US retailer Home Depot has decided to pull out of China, shutting all its stores.

This is not surprising. The retailer has closed half a dozen stores since it entered China by acquiring a local chain in 2006. The ultimate reason for Home Depot’s failure is that DIY is not for Chinese consumers.

Instead, they prefer to hire professionals to ‘do it for them”. Home Depot wanted Chinese consumers, or expected them to change, but that hasn’t happened.

It’s different from the approach taken by Kingfisher’s B&Q. B&Q has adapted to the local culture and established home decoration centres in its stores, offering design and decorating services.

However that has only kept them going. In the face of competitive local home improvement rivals, and their flexibility and low cost, B&Q has only been able to capture some wealthy consumers.

How about other international retailers? Tesco China has recently faced problems in China too. It shut some stores, restructured management, axed its freehold property development unit and plans to lay off employees and close more shops.

Walmart China has announced it is scaling back by half its planned new opening footage. Carrefour China has not seen shown any signs of revival in the last few years.

What is happening? Is the Chinese market saturated? Are international retailers are no longer popular, or have domestic retailers surpassed them?

It is true that international retailers have felt a chill in China recently but the fact is that fact, domestic retailers are going through a tough time as well. It has much to do with the general slowdown of the Chinese economy. But that is not the cause, rather it is the catalyst.

Sun Art, the holding company of Auchan China and RT-Mart, reported double-digit sales and profits growth in the first half of 2012 and  expects to open more than 40 stores this year.

Metro Group is steadily opening new stores as originally planned, as it has over the last decade, and is vigorously looking for new sites across China.

There are many other examples. Of course, they are feeling the general slowdown. But they have laid down their foundation firmly and can withstand a storm.
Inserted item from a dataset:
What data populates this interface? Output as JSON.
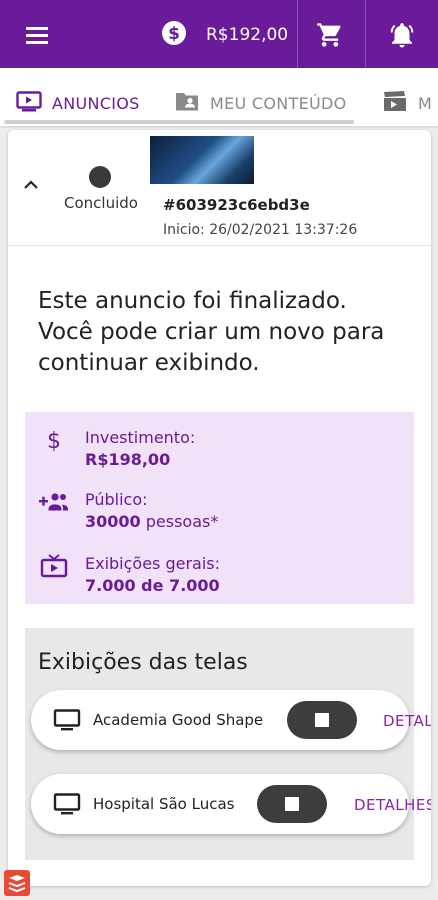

Carrefour is a typical ‘speculator, never having invested generously in the Chinese market.

Walmart China was following the right path but had to accelerate store openings at the expense of performance under the pressure from its headquarters in the past few years. Now the retailer is slowing down and trying to get back on track.
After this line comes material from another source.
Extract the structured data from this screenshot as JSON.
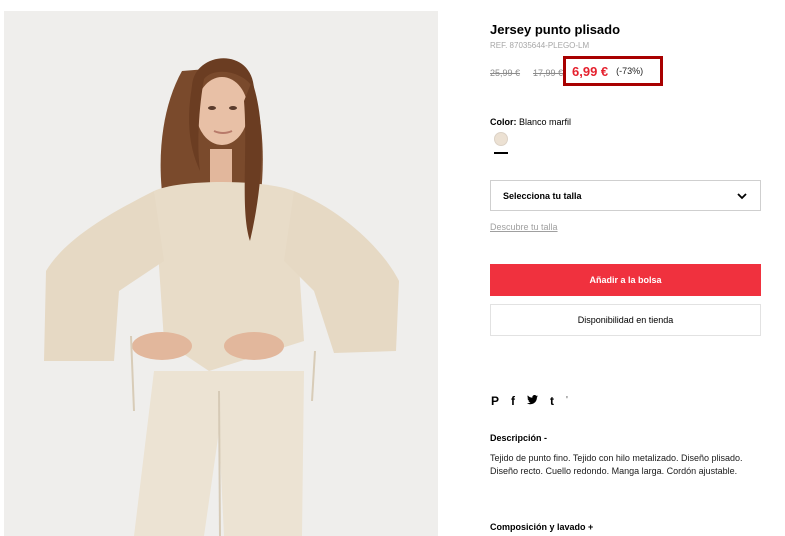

Tesco wanted to catch up quickly with its international rivals to the extent that it ignored the dynamics of the Chinese market in its push for growth.

It might not have mattered if the Chinese economy had kept up its miraculous pace. But now, all is revealed. These retailers are just paying back what they overdrew.

The Chinese market is far from saturated but no longer generates easy money. More than ever, retailers in China need to focus on innovation, performance and sustainability instead of merely growth.